The Google appliance may save the day for enterprises with broken search technology: Just open up the repositories and rev up the Google engine. But Delphi Group’s Reynolds thinks that “IT should stop investing in generic search tools and start concentrating on their professional domains. At the same time, the business side should be more involved, to ensure that IT commits the resources to develop business-oriented applications of search.”
Andrew McKay, vice president of direct sales at FAST, agrees but adds that vendors “aren’t necessarily fighting over a percentage of the pie. It’s about making the pie dramatically larger,” as information stores expand exponentially.
It’s all in the pipeline
For years, businesses have been fighting to get searches of unstructured data -- information that resides outside enterprise applications and databases -- to achieve the kind of accuracy and precision expected with structured data. According to Delphi Group’s Reynolds, with ESPs, the search-indexing process for unstructured information is evolving into a pipeline of different search algorithms and advanced technologies. These allow for dynamic categorizations or targeted text analytics to take place within the processes that parse documents when they come into the search platform, and within the processes that evaluate queries and return relevant information.

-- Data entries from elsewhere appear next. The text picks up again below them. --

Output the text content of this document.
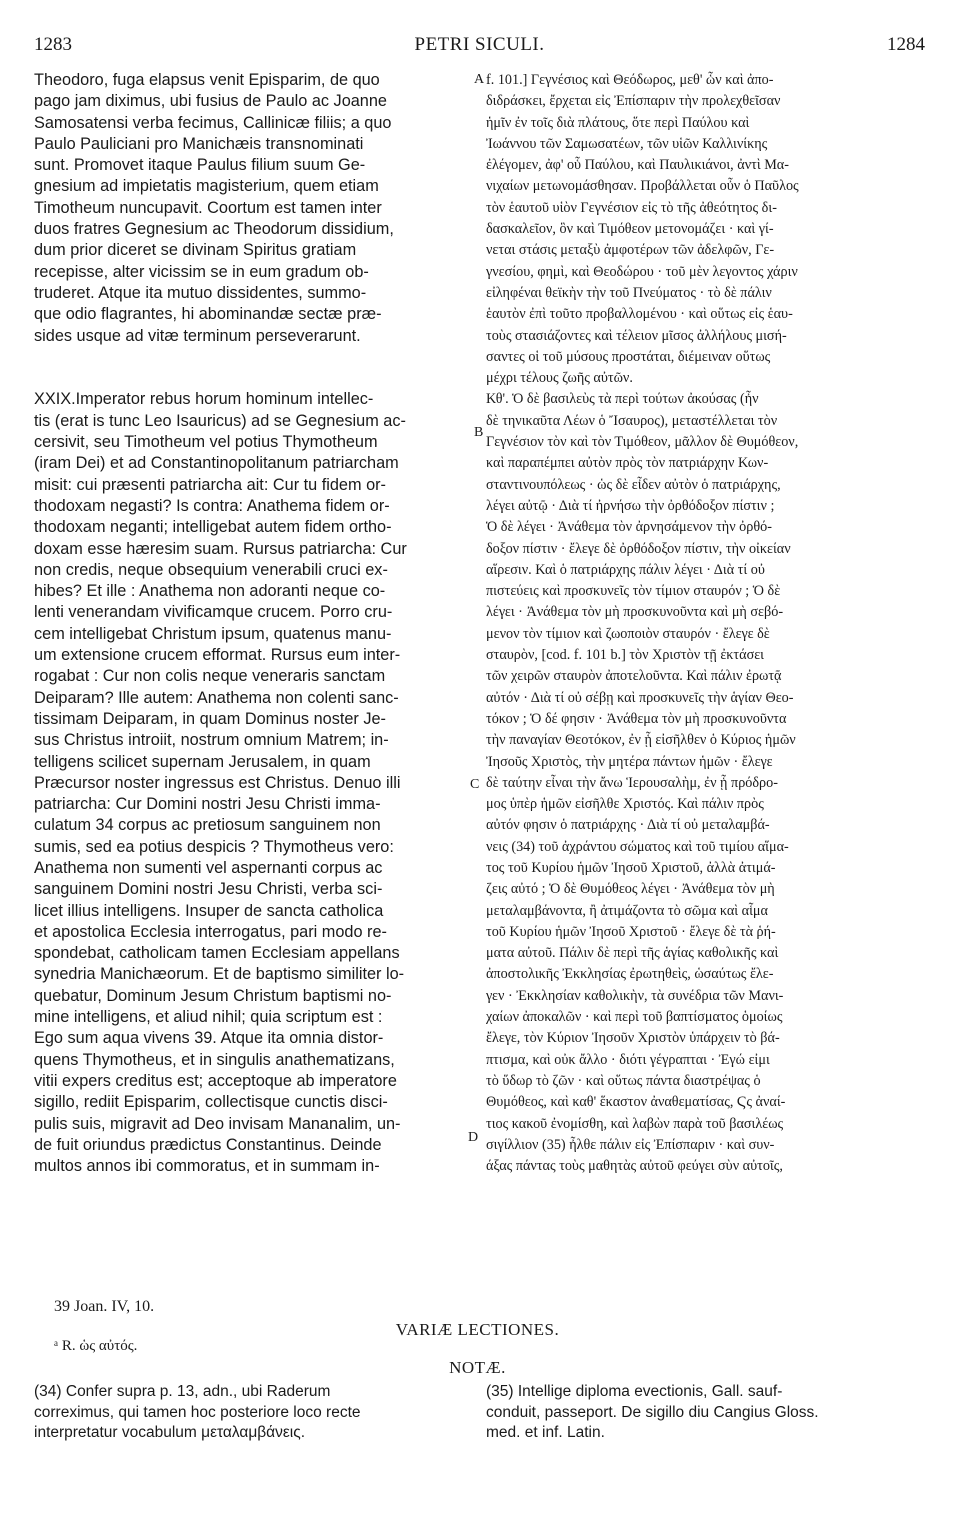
1283	PETRI SICULI.	1284
Theodoro, fuga elapsus venit Episparim, de quo
pago jam diximus, ubi fusius de Paulo ac Joanne
Samosatensi verba fecimus, Callinicæ filiis; a quo
Paulo Pauliciani pro Manichæis transnominati
sunt. Promovet itaque Paulus filium suum Ge-
gnesium ad impietatis magisterium, quem etiam
Timotheum nuncupavit. Coortum est tamen inter
duos fratres Gegnesium ac Theodorum dissidium,
dum prior diceret se divinam Spiritus gratiam
recepisse, alter vicissim se in eum gradum ob-
truderet. Atque ita mutuo dissidentes, summo-
que odio flagrantes, hi abominandæ sectæ præ-
sides usque ad vitæ terminum perseverarunt.
XXIX.Imperator rebus horum hominum intellec-
tis (erat is tunc Leo Isauricus) ad se Gegnesium ac-
cersivit, seu Timotheum vel potius Thymotheum
(iram Dei) et ad Constantinopolitanum patriarcham
misit: cui præsenti patriarcha ait: Cur tu fidem or-
thodoxam negasti? Is contra: Anathema fidem or-
thodoxam neganti; intelligebat autem fidem ortho-
doxam esse hæresim suam. Rursus patriarcha: Cur
non credis, neque obsequium venerabili cruci ex-
hibes? Et ille : Anathema non adoranti neque co-
lenti venerandam vivificamque crucem. Porro cru-
cem intelligebat Christum ipsum, quatenus manu-
um extensione crucem efformat. Rursus eum inter-
rogabat : Cur non colis neque veneraris sanctam
Deiparam? Ille autem: Anathema non colenti sanc-
tissimam Deiparam, in quam Dominus noster Je-
sus Christus introiit, nostrum omnium Matrem; in-
telligens scilicet supernam Jerusalem, in quam
Præcursor noster ingressus est Christus. Denuo illi
patriarcha: Cur Domini nostri Jesu Christi imma-
culatum 34 corpus ac pretiosum sanguinem non
sumis, sed ea potius despicis ? Thymotheus vero:
Anathema non sumenti vel aspernanti corpus ac
sanguinem Domini nostri Jesu Christi, verba sci-
licet illius intelligens. Insuper de sancta catholica
et apostolica Ecclesia interrogatus, pari modo re-
spondebat, catholicam tamen Ecclesiam appellans
synedria Manichæorum. Et de baptismo similiter lo-
quebatur, Dominum Jesum Christum baptismi no-
mine intelligens, et aliud nihil; quia scriptum est :
Ego sum aqua vivens 39. Atque ita omnia distor-
quens Thymotheus, et in singulis anathematizans,
vitii expers creditus est; acceptoque ab imperatore
sigillo, rediit Episparim, collectisque cunctis disci-
pulis suis, migravit ad Deo invisam Mananalim, un-
de fuit oriundus prædictus Constantinus. Deinde
multos annos ibi commoratus, et in summam in-
f. 101.] Γεγνέσιος καὶ Θεόδωρος, μεθ' ὧν καὶ ἀπο-
διδράσκει, ἔρχεται εἰς Ἐπίσπαριν τὴν προλεχθεῖσαν
ἡμῖν ἐν τοῖς διὰ πλάτους, ὅτε περὶ Παύλου καὶ
Ἰωάννου τῶν Σαμωσατέων, τῶν υἱῶν Καλλινίκης
ἐλέγομεν, ἀφ' οὗ Παύλου, καὶ Παυλικιάνοι, ἀντὶ Μα-
νιχαίων μετωνομάσθησαν. Προβάλλεται οὖν ὁ Παῦλος
τὸν ἑαυτοῦ υἱὸν Γεγνέσιον εἰς τὸ τῆς ἀθεότητος δι-
δασκαλεῖον, ὃν καὶ Τιμόθεον μετονομάζει · καὶ γί-
νεται στάσις μεταξὺ ἀμφοτέρων τῶν ἀδελφῶν, Γε-
γνεσίου, φημὶ, καὶ Θεοδώρου · τοῦ μὲν λεγοντος χάριν
εἰληφέναι θεϊκὴν τὴν τοῦ Πνεύματος · τὸ δὲ πάλιν
ἑαυτὸν ἐπὶ τοῦτο προβαλλομένου · καὶ οὕτως εἰς ἑαυ-
τοὺς στασιάζοντες καὶ τέλειον μῖσος ἀλλήλους μισή-
σαντες οἱ τοῦ μύσους προστάται, διέμειναν οὕτως
μέχρι τέλους ζωῆς αὐτῶν.
Κθ'. Ὁ δὲ βασιλεὺς τὰ περὶ τούτων ἀκούσας (ἦν
δὲ τηνικαῦτα Λέων ὁ Ἴσαυρος), μεταστέλλεται τὸν
Γεγνέσιον τὸν καὶ τὸν Τιμόθεον, μᾶλλον δὲ Θυμόθεον,
καὶ παραπέμπει αὐτὸν πρὸς τὸν πατριάρχην Κων-
σταντινουπόλεως · ὡς δὲ εἶδεν αὐτὸν ὁ πατριάρχης,
λέγει αὐτῷ · Διὰ τί ἠρνήσω τὴν ὀρθόδοξον πίστιν ;
Ὁ δὲ λέγει · Ἀνάθεμα τὸν ἀρνησάμενον τὴν ὀρθό-
δοξον πίστιν · ἔλεγε δὲ ὀρθόδοξον πίστιν, τὴν οἰκείαν
αἵρεσιν. Καὶ ὁ πατριάρχης πάλιν λέγει · Διὰ τί οὐ
πιστεύεις καὶ προσκυνεῖς τὸν τίμιον σταυρόν ; Ὁ δὲ
λέγει · Ἀνάθεμα τὸν μὴ προσκυνοῦντα καὶ μὴ σεβό-
μενον τὸν τίμιον καὶ ζωοποιὸν σταυρόν · ἔλεγε δὲ
σταυρὸν, [cod. f. 101 b.] τὸν Χριστὸν τῇ ἐκτάσει
τῶν χειρῶν σταυρὸν ἀποτελοῦντα. Καὶ πάλιν ἐρωτᾷ
αὐτόν · Διὰ τί οὐ σέβῃ καὶ προσκυνεῖς τὴν ἁγίαν Θεο-
τόκον ; Ὁ δέ φησιν · Ἀνάθεμα τὸν μὴ προσκυνοῦντα
τὴν παναγίαν Θεοτόκον, ἐν ᾗ εἰσῆλθεν ὁ Κύριος ἡμῶν
Ἰησοῦς Χριστὸς, τὴν μητέρα πάντων ἡμῶν · ἔλεγε
δὲ ταύτην εἶναι τὴν ἄνω Ἱερουσαλὴμ, ἐν ᾗ πρόδρο-
μος ὑπὲρ ἡμῶν εἰσῆλθε Χριστός. Καὶ πάλιν πρὸς
αὐτόν φησιν ὁ πατριάρχης · Διὰ τί οὐ μεταλαμβά-
νεις (34) τοῦ ἀχράντου σώματος καὶ τοῦ τιμίου αἵμα-
τος τοῦ Κυρίου ἡμῶν Ἰησοῦ Χριστοῦ, ἀλλὰ ἀτιμά-
ζεις αὐτό ; Ὁ δὲ Θυμόθεος λέγει · Ἀνάθεμα τὸν μὴ
μεταλαμβάνοντα, ἢ ἀτιμάζοντα τὸ σῶμα καὶ αἷμα
τοῦ Κυρίου ἡμῶν Ἰησοῦ Χριστοῦ · ἔλεγε δὲ τὰ ῥή-
ματα αὐτοῦ. Πάλιν δὲ περὶ τῆς ἁγίας καθολικῆς καὶ
ἀποστολικῆς Ἐκκλησίας ἐρωτηθεὶς, ὡσαύτως ἔλε-
γεν · Ἐκκλησίαν καθολικὴν, τὰ συνέδρια τῶν Μανι-
χαίων ἀποκαλῶν · καὶ περὶ τοῦ βαπτίσματος ὁμοίως
ἔλεγε, τὸν Κύριον Ἰησοῦν Χριστὸν ὑπάρχειν τὸ βά-
πτισμα, καὶ οὐκ ἄλλο · διότι γέγραπται · Ἐγώ εἰμι
τὸ ὕδωρ τὸ ζῶν · καὶ οὕτως πάντα διαστρέψας ὁ
Θυμόθεος, καὶ καθ' ἕκαστον ἀναθεματίσας, Ϛς ἀναί-
τιος κακοῦ ἐνομίσθη, καὶ λαβὼν παρὰ τοῦ βασιλέως
σιγίλλιον (35) ἦλθε πάλιν εἰς Ἐπίσπαριν · καὶ συν-
άξας πάντας τοὺς μαθητὰς αὐτοῦ φεύγει σὺν αὐτοῖς,
A
B
C
D
39 Joan. IV, 10.
ᵃ R. ὡς αὐτός.
VARIÆ LECTIONES.
NOTÆ.
(34) Confer supra p. 13, adn., ubi Raderum
correximus, qui tamen hoc posteriore loco recte
interpretatur vocabulum μεταλαμβάνεις.
(35) Intellige diploma evectionis, Gall. sauf-
conduit, passeport. De sigillo diu Cangius Gloss.
med. et inf. Latin.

A relatively new addition to the pipeline is entity extraction, in which a search engine dynamically extracts terms from indexed content on the fly through grammatical analysis. The process includes identifying proper nouns and creating a list of people, places, and things from a document and then inserting a new level of metadata into that document.
Click for larger view.
As for metadata, the old way of manually defining properties of a document is waning in favor of an intelligent search platform’s capability of autotagging based on users’ “custom logic,” according to FAST’s McKay.
ESPs can discover patterns in the content and enhance the value of that content within the search platform infrastructure by automatically creating metadata elements. Thanks to the exponential spread of XML across search environments, this metadata can then be used for a wide range of application processing, query enhancements, and presentation options.
Enhanced classification and taxonomy come into play by enabling users to browse information by subject area rather than relying solely on the blank search field and their capability of constructing an effective query. Dynamic classification capabilities can modify the presentation of subject areas based on the query’s context.